I started to feel that I didn’t know roleplaying games well enough so I came up with the plan to read a roleplaying game corebook for every year they have been published. Selection criteria is whatever I find interesting.
I’ve read that in the Forge scene, designers had the idea that arguments about game design were best made in the form of a game. By designing and publishing something, you could demonstrate your points in practise.
I’m sure that in the midst of a design debate, this is a great way to make one’s points understood.
When reading one of these games almost 20 years after its initial publication, this method of making arguments is more opaque. Reading Paladin, it feels like it’s making a point of some sort, but because I wasn’t there for the conversations that formed its original design context, it’s hard for me to parse what the core design argument the game is trying to make.
In the interests of design history and future readers, I implore people who want to make design arguments to write them down clearly, perhaps as articles or books. This way, they’re easier to decipher by someone who doesn’t share the original social context of the writer.
It is clear that Paladin is a designer’s game, meant for other designers. It’s a booklet of less than thirty pages and clearly benefits from GMs and players who know how to elaborate minimalistically expressed ideas into game experiences. It uses words like color in the technical meaning they have in roleplaying game theory discussions and not in their everyday meaning.

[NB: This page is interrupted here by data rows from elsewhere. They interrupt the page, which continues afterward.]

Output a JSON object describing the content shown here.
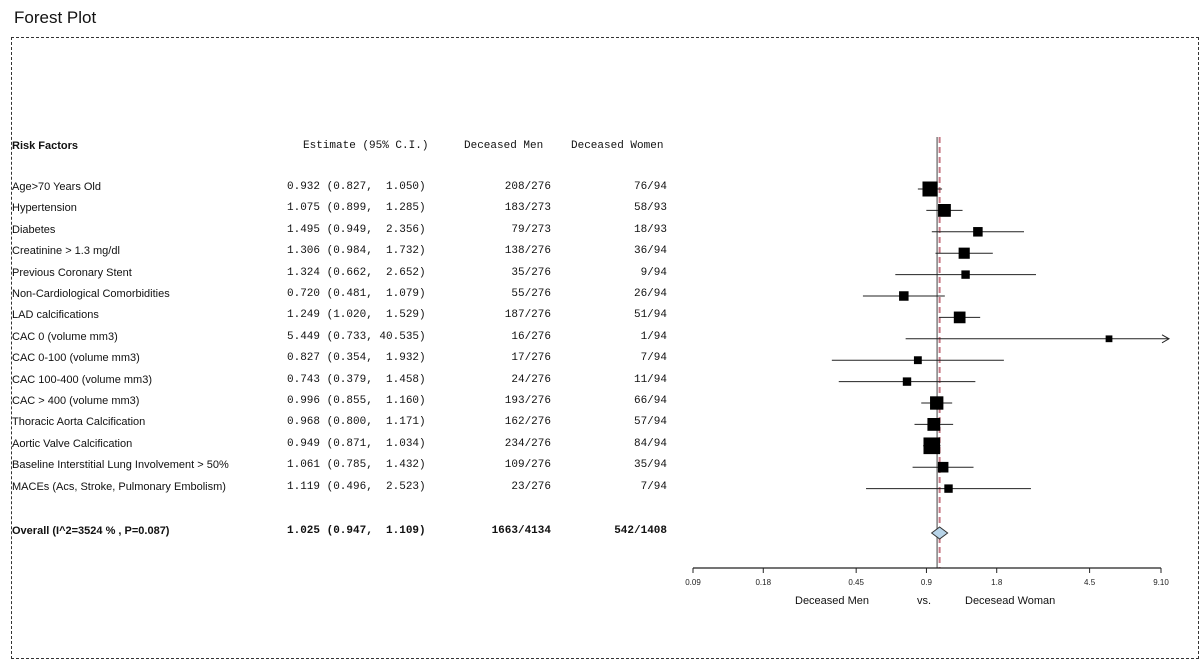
{
  "page": {
    "title": "Forest Plot"
  },
  "headers": {
    "risk_factors": "Risk Factors",
    "estimate": "Estimate (95% C.I.)",
    "deceased_men": "Deceased Men",
    "deceased_women": "Deceased Women"
  },
  "chart_data": {
    "type": "forest",
    "x_scale": "log",
    "xlim": [
      0.09,
      9.1
    ],
    "xticks": [
      {
        "value": 0.09,
        "label": "0.09"
      },
      {
        "value": 0.18,
        "label": "0.18"
      },
      {
        "value": 0.45,
        "label": "0.45"
      },
      {
        "value": 0.9,
        "label": "0.9"
      },
      {
        "value": 1.8,
        "label": "1.8"
      },
      {
        "value": 4.5,
        "label": "4.5"
      },
      {
        "value": 9.1,
        "label": "9.10"
      }
    ],
    "reference_line": 1.0,
    "overall_line": 1.025,
    "axis_captions": {
      "left": "Deceased Men",
      "middle": "vs.",
      "right": "Decesead Woman"
    },
    "rows": [
      {
        "label": "Age>70 Years Old",
        "estimate_text": "0.932 (0.827,  1.050)",
        "est": 0.932,
        "lo": 0.827,
        "hi": 1.05,
        "men": "208/276",
        "women": "76/94",
        "weight": 1.0
      },
      {
        "label": "Hypertension",
        "estimate_text": "1.075 (0.899,  1.285)",
        "est": 1.075,
        "lo": 0.899,
        "hi": 1.285,
        "men": "183/273",
        "women": "58/93",
        "weight": 0.8
      },
      {
        "label": "Diabetes",
        "estimate_text": "1.495 (0.949,  2.356)",
        "est": 1.495,
        "lo": 0.949,
        "hi": 2.356,
        "men": "79/273",
        "women": "18/93",
        "weight": 0.5
      },
      {
        "label": "Creatinine > 1.3 mg/dl",
        "estimate_text": "1.306 (0.984,  1.732)",
        "est": 1.306,
        "lo": 0.984,
        "hi": 1.732,
        "men": "138/276",
        "women": "36/94",
        "weight": 0.65
      },
      {
        "label": "Previous Coronary Stent",
        "estimate_text": "1.324 (0.662,  2.652)",
        "est": 1.324,
        "lo": 0.662,
        "hi": 2.652,
        "men": "35/276",
        "women": "9/94",
        "weight": 0.4
      },
      {
        "label": "Non-Cardiological Comorbidities",
        "estimate_text": "0.720 (0.481,  1.079)",
        "est": 0.72,
        "lo": 0.481,
        "hi": 1.079,
        "men": "55/276",
        "women": "26/94",
        "weight": 0.5
      },
      {
        "label": "LAD calcifications",
        "estimate_text": "1.249 (1.020,  1.529)",
        "est": 1.249,
        "lo": 1.02,
        "hi": 1.529,
        "men": "187/276",
        "women": "51/94",
        "weight": 0.7
      },
      {
        "label": "CAC 0 (volume mm3)",
        "estimate_text": "5.449 (0.733, 40.535)",
        "est": 5.449,
        "lo": 0.733,
        "hi": 40.535,
        "men": "16/276",
        "women": "1/94",
        "weight": 0.25,
        "arrow_right": true
      },
      {
        "label": "CAC 0-100 (volume mm3)",
        "estimate_text": "0.827 (0.354,  1.932)",
        "est": 0.827,
        "lo": 0.354,
        "hi": 1.932,
        "men": "17/276",
        "women": "7/94",
        "weight": 0.35
      },
      {
        "label": "CAC 100-400 (volume mm3)",
        "estimate_text": "0.743 (0.379,  1.458)",
        "est": 0.743,
        "lo": 0.379,
        "hi": 1.458,
        "men": "24/276",
        "women": "11/94",
        "weight": 0.4
      },
      {
        "label": "CAC > 400 (volume mm3)",
        "estimate_text": "0.996 (0.855,  1.160)",
        "est": 0.996,
        "lo": 0.855,
        "hi": 1.16,
        "men": "193/276",
        "women": "66/94",
        "weight": 0.85
      },
      {
        "label": "Thoracic Aorta Calcification",
        "estimate_text": "0.968 (0.800,  1.171)",
        "est": 0.968,
        "lo": 0.8,
        "hi": 1.171,
        "men": "162/276",
        "women": "57/94",
        "weight": 0.8
      },
      {
        "label": "Aortic Valve Calcification",
        "estimate_text": "0.949 (0.871,  1.034)",
        "est": 0.949,
        "lo": 0.871,
        "hi": 1.034,
        "men": "234/276",
        "women": "84/94",
        "weight": 1.15
      },
      {
        "label": "Baseline Interstitial Lung Involvement > 50%",
        "estimate_text": "1.061 (0.785,  1.432)",
        "est": 1.061,
        "lo": 0.785,
        "hi": 1.432,
        "men": "109/276",
        "women": "35/94",
        "weight": 0.6
      },
      {
        "label": "MACEs (Acs, Stroke, Pulmonary Embolism)",
        "estimate_text": "1.119 (0.496,  2.523)",
        "est": 1.119,
        "lo": 0.496,
        "hi": 2.523,
        "men": "23/276",
        "women": "7/94",
        "weight": 0.4
      }
    ],
    "overall": {
      "label": "Overall (I^2=3524 % , P=0.087)",
      "estimate_text": "1.025 (0.947,  1.109)",
      "est": 1.025,
      "lo": 0.947,
      "hi": 1.109,
      "men": "1663/4134",
      "women": "542/1408"
    }
  }
}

The game is about playing heroic warriors who stand for their values against the forces of evil. Although the title of the game suggests paladins familiar from fantasy games, the clearest inspiration is obviously the Jedi of Star Wars. This is clear in design concepts such as the Animus, essentially the Force, which comes in Light and Dark varieties and gives the paladins their powers.
The book has a cursorily sketched setting but in essence it’s setting agnostic, most concerned with sketching out a specific type of play rather than anchoring it to any specific milieu.
One interesting design idea is splitting attribute scores into Flesh, Light and Dark categories. This means that some scores, the Dark category of Cunning, Rage and Seduction, come already morally judged!